Methodist Coloring Book

Methodist Coloring Book August 19, 2018

At my Thursday men’s group last week, somebody brought up a song from the punk band Dead Milkmen called “Methodist Coloring Book.” I haven’t been able to get the song out of my head. The chorus reveals an ugly caricature of the Christian gospel that is ubiquitous in American culture after 40 years of evangelical culture war: “You’ve got a Methodist coloring book and you color really well; just don’t color outside the lines or God will send you to hell.”

Coloring outside the lines. When your doctrine of sin is authoritarian legalism, that’s what sin is. Any trivial transgression, every stray crayon mark that disobeys a commandment of God, is worthy of infinite torture in hell because God’s authority is infinite. Only someone like the notorious Calvinist megachurch pastor John Piper can make an absurdly nihilistic statement like this without flinching, but the mainstream evangelical understanding of Jesus’ atonement on the cross is built on this view of morality.

No evangelical will ever admit to being a legalist because it contradicts our theology of justification by faith, but if your only understanding of Christian morality is “The Bible says…” then you have a morality of coloring inside the lines. Even if you think that our faith in Jesus’ sacrifice saves us from God’s legalistic authoritarian expectations, you still think that God’s expectations are fundamentally legalistic and authoritarian (as opposed to being based in something like a benevolent concern for our wholeness, in which case Jesus’ atonement would have a different function).

One basic and very tragic problem with authoritarian morality keeps coming up in the news. When morality is defined as obeying your superior, it means that authority figures cannot sin and are systemically insulated from accountability for their sin. Predators and abusers like Bill Hybels, Paige Patterson, CJ Mahoney, and Andy Savage are the fruit of authoritarian morality as are the thousands of rapist Catholic priests who were shielded by their church hierarchy which shares the authoritarian ethos of conservative evangelicalism.

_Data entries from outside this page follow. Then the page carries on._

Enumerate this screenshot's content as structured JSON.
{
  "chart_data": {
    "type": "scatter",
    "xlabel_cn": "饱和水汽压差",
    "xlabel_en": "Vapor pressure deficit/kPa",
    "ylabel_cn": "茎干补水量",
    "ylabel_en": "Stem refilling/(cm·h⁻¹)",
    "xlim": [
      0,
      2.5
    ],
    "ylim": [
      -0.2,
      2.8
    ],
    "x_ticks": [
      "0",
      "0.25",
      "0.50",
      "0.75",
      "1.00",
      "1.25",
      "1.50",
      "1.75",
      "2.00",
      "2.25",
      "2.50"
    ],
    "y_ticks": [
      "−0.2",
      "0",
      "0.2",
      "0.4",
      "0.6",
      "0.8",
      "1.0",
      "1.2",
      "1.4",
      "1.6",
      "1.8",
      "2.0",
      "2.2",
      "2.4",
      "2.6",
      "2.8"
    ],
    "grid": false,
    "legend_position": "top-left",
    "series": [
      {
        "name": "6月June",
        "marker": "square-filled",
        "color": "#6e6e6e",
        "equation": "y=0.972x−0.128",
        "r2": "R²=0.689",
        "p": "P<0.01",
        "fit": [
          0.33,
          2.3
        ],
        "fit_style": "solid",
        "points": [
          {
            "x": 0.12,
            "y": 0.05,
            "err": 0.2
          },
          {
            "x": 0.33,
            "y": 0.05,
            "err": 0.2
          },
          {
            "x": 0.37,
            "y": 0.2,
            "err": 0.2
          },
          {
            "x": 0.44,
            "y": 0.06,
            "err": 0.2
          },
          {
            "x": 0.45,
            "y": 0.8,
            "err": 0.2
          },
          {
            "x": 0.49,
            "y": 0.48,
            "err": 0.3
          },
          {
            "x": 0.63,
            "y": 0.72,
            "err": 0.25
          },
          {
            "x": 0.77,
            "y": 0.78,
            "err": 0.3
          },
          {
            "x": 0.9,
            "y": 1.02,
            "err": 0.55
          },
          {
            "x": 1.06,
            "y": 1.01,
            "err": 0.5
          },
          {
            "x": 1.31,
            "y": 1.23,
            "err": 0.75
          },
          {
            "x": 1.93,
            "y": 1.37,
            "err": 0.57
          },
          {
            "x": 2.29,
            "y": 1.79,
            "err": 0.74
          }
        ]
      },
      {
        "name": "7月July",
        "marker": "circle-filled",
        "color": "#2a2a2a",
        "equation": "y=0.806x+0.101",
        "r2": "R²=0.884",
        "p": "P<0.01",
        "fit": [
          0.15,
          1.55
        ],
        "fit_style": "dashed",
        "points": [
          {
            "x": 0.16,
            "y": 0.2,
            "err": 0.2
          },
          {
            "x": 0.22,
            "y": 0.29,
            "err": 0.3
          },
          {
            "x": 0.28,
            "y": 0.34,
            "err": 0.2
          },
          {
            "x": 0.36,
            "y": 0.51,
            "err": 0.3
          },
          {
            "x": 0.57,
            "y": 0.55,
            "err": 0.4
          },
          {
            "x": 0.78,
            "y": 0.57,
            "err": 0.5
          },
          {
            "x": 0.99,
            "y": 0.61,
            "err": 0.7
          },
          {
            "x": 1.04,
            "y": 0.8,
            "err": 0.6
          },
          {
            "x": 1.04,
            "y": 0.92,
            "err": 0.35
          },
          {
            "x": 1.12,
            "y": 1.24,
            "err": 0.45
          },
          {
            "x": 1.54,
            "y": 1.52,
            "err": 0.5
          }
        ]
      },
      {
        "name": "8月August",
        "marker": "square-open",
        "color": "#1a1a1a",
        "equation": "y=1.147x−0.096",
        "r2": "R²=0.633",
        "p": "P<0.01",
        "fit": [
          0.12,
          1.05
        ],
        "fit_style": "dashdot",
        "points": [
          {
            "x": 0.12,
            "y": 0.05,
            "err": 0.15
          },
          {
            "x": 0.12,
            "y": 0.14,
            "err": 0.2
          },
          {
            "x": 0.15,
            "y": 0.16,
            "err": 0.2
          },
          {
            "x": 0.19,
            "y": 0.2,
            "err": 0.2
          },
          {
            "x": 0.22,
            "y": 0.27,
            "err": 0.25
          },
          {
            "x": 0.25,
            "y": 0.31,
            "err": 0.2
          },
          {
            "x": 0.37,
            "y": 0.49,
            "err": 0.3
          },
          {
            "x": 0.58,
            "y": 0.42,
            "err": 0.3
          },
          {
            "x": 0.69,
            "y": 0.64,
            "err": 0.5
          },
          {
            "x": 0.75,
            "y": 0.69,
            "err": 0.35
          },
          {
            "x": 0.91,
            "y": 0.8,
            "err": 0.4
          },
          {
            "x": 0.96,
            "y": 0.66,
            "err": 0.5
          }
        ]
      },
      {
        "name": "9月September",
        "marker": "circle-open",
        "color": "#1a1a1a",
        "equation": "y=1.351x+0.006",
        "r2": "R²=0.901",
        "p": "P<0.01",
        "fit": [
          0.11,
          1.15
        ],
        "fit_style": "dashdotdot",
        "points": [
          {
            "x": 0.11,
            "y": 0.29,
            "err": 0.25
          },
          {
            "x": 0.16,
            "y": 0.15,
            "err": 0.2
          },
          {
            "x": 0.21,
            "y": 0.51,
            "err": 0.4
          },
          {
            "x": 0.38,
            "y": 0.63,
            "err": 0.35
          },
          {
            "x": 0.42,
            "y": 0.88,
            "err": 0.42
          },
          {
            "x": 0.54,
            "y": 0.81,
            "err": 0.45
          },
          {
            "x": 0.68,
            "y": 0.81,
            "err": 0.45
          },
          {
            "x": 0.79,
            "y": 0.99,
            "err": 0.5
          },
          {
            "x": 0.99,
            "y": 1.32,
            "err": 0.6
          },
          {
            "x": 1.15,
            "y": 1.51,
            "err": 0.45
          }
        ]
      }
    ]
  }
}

I just got a book by Mihee Kim-Hort called Outside the Lines: How Embracing Queerness Will Transform Your Faith. Queerness is precisely that: having an identity whose full expression involves coloring outside the normative lines. For many conservative evangelicals, taking a stand against queerness is the litmus test of biblical holiness. I do think the Christian response to queerness can serve as a litmus test, but of a different kind. To me, it distinguishes between the Christians who have a morality based on coloring inside the lines and the Christians who have a morality that is rooted in a sense of justice and inclusivity (i.e. a commitment to the kingdom of God Jesus described in which “the last shall the first and the first shall be last”).

Now I should say that even though I don’t think God damns people to hell for coloring outside of the lines, I do believe that there is a hell where people go who cannot be in communion with God and those under God’s protection. I understand it in two overlapping ways based on what I read in the Bible.

1) God promises repeatedly throughout the Bible to deliver people who live under his mercy from their oppressors. Indeed this is the lens through which the entire book of Revelation should be read. It’s a promise of deliverance and justice to the martyrs who are crying out: “How long O Lord?” I do not know how God’s grace will arrange it, but I trust that people who have been victims of horrific abuse will not have to spend eternity in communion with their unrepentant abusers. If abusers cannot be fundamentally altered to the point that they are utterly unrecognizable to their victims and completely safe, they must be kept out of communion with the people they harmed. This is why Jesus’ cross is so important, because only a crucified God who has been abused horrifically by humanity can both save abusers from their monstrosity and heal victims with such miraculous perfection that reconciliation becomes possible.

2) My second understanding of hell is that it has to do with how we experience intimacy with God. No matter how passionately God burns with unconditional love, as long as we are determined to prove ourselves right and maintain our self-justification, God’s mercy will be hell to us. For people who want meritocracy, mercy is torture. Hell is what people experience who face God without having embraced and acclimated to their need of God’s mercy. This overlaps with the first understanding of hell because people who see themselves as always right are usually also unrepentant abusers (especially when they’re religious authority figures like rapist priests and megachurch preachers).

Both of these understandings of the purpose and reality of hell are very different than the mechanistic, punitive version of hell taught in the Four Spiritual Laws gospel of mainstream evangelicalism. It’s time for evangelicals to recognize that the culture war gospel of the past four decades is a product of reading the Bible with the assumptions of late capitalist middle-class consumerism rather than timeless theological wisdom. When you come from a culture that fundamentally believes in buying insurance more than anything else, it makes sense that your understanding of salvation would be afterlife insurance. And it’s in order to accommodate this afterlife insurance gospel that the horrible thing we have to be saved from becomes eternal punishment for coloring outside the lines.

Jesus doesn’t save us from a monstrous God who damns people to hell for coloring outside the lines. Jesus saves us from being monsters who draw normative lines that make life hell for others. The lines that matter are the boundaries required by human dignity. Those who truly know God’s mercy have no reason to prove their “biblical holiness” by damning people for coloring outside the lines.